Calculating average weekly wages and completing wage statements

In preparing a wage statement, 12 weeks of wages are not required. If earnings are consistent but less than 12 weeks are available, one need not use comparable wages. We are reminded to use method D in 39-A M.R.S.A. §102(4) only if A, B, and C do not apply. In such case, wages used must be “representative” and one must have documentation to show how the AWW was arrived at. Ultimately, MAE will accept fair and reasonable AWW’s, even when other methods could also be fairly used.


Interplay between Form WCB-4A and a pending Form WCB-8

A WCB-8 will become moot if a WCB-4A consent form is filed. If an employee returns to work with the same employer earning his or her average weekly wage, or is incarcerated, a WCB-4 discontinuance can be filed, even if a WCB-8 was filed first.


The seven-day waiting period and firefighters

If an employee is concurrently employed as a firefighter, it is the job at which he/she was injured that controls. In sum, a firefighter injured at another job outside of firefighting still has a waiting period.


Fixed partial rates are preferred over varying rates

We are reminded that compensation can be modified to a fixed rate based on actual earnings, even if wages tend to vary but have “stabilized.” Even an employee who works a rotating shift schedule may be set at a fixed rate, so long as there is a rational basis. As well, initial Memoranda of Payment may be set at a fixed rate so long as a fair and reasonable basis is documented.


Fluctuating earnings

If there are earnings fluctuations with no relation to a work injury, and a claim is made, or if the employee still has restrictions, a Notice of Controversy (NOC) should be filed. If there is no claim made and no restrictions, just fluctuating earnings, no NOC should be necessary.


Vacation and the waiting period

If an employee on restrictions goes on vacation, and meets the waiting period, a pay decision is required.

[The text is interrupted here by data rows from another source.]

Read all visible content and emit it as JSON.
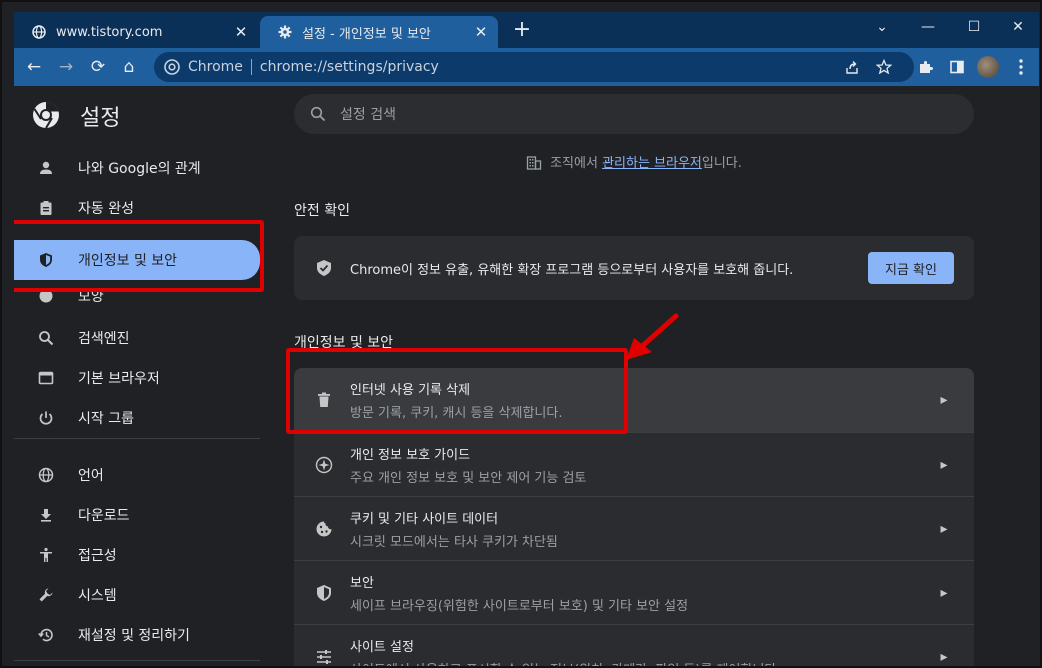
{
  "tabs": [
    {
      "title": "www.tistory.com",
      "icon": "globe-icon",
      "close": "✕"
    },
    {
      "title": "설정 - 개인정보 및 보안",
      "icon": "gear-icon",
      "close": "✕"
    }
  ],
  "new_tab": "+",
  "window_controls": {
    "tabsearch": "⌄",
    "minimize": "—",
    "maximize": "☐",
    "close": "✕"
  },
  "toolbar": {
    "back": "←",
    "forward": "→",
    "reload": "⟳",
    "home": "⌂",
    "omnibox": {
      "chrome_label": "Chrome",
      "url": "chrome://settings/privacy"
    }
  },
  "settings": {
    "title": "설정",
    "search_placeholder": "설정 검색"
  },
  "sidebar": {
    "items": [
      {
        "label": "나와 Google의 관계",
        "icon": "person-icon"
      },
      {
        "label": "자동 완성",
        "icon": "clipboard-icon"
      },
      {
        "label": "개인정보 및 보안",
        "icon": "shield-icon",
        "selected": true
      },
      {
        "label": "모양",
        "icon": "palette-icon"
      },
      {
        "label": "검색엔진",
        "icon": "search-icon"
      },
      {
        "label": "기본 브라우저",
        "icon": "browser-icon"
      },
      {
        "label": "시작 그룹",
        "icon": "power-icon"
      },
      {
        "label": "언어",
        "icon": "globe-icon"
      },
      {
        "label": "다운로드",
        "icon": "download-icon"
      },
      {
        "label": "접근성",
        "icon": "accessibility-icon"
      },
      {
        "label": "시스템",
        "icon": "wrench-icon"
      },
      {
        "label": "재설정 및 정리하기",
        "icon": "restore-icon"
      }
    ]
  },
  "main": {
    "managed": {
      "prefix": "조직에서 ",
      "link": "관리하는 브라우저",
      "suffix": "입니다."
    },
    "safety_check": {
      "section_title": "안전 확인",
      "text": "Chrome이 정보 유출, 유해한 확장 프로그램 등으로부터 사용자를 보호해 줍니다.",
      "button": "지금 확인"
    },
    "privacy": {
      "section_title": "개인정보 및 보안",
      "rows": [
        {
          "title": "인터넷 사용 기록 삭제",
          "subtitle": "방문 기록, 쿠키, 캐시 등을 삭제합니다.",
          "icon": "trash-icon"
        },
        {
          "title": "개인 정보 보호 가이드",
          "subtitle": "주요 개인 정보 보호 및 보안 제어 기능 검토",
          "icon": "compass-icon"
        },
        {
          "title": "쿠키 및 기타 사이트 데이터",
          "subtitle": "시크릿 모드에서는 타사 쿠키가 차단됨",
          "icon": "cookie-icon"
        },
        {
          "title": "보안",
          "subtitle": "세이프 브라우징(위험한 사이트로부터 보호) 및 기타 보안 설정",
          "icon": "shield-icon"
        },
        {
          "title": "사이트 설정",
          "subtitle": "사이트에서 사용하고 표시할 수 있는 정보(위치, 카메라, 팝업 등)를 제어합니다.",
          "icon": "sliders-icon"
        }
      ]
    }
  },
  "colors": {
    "highlight": "#e00000",
    "accent": "#8ab4f8",
    "tab_bar": "#0b3058",
    "toolbar": "#1f5f9e"
  }
}
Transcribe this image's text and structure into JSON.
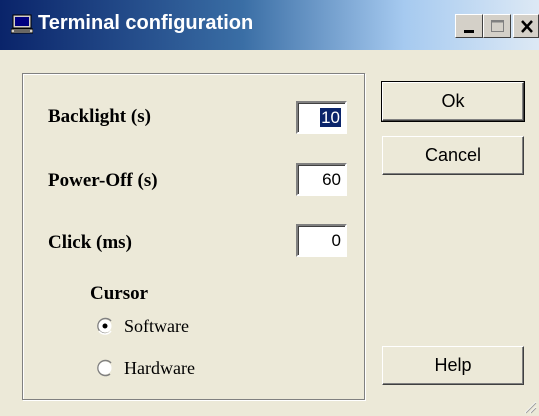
{
  "window": {
    "title": "Terminal configuration",
    "icon": "terminal-icon"
  },
  "fields": [
    {
      "label": "Backlight (s)",
      "value": "10",
      "selected": true
    },
    {
      "label": "Power-Off (s)",
      "value": "60",
      "selected": false
    },
    {
      "label": "Click (ms)",
      "value": "0",
      "selected": false
    }
  ],
  "cursor": {
    "heading": "Cursor",
    "options": [
      {
        "label": "Software",
        "checked": true
      },
      {
        "label": "Hardware",
        "checked": false
      }
    ]
  },
  "buttons": {
    "ok": "Ok",
    "cancel": "Cancel",
    "help": "Help"
  }
}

Additional issues to be addressed

Among the issues still being considered are whether benefits can be discontinued without a WCB-8 upon a full release to work; the implementation of an “excusable neglect” standard for Rule 1.1 (i.e., the 14-day rule); and whether a percentage of paid time off (PTO) can be considered as sick time and subject to a setoff.

We will have more information on these issues and others as they develop.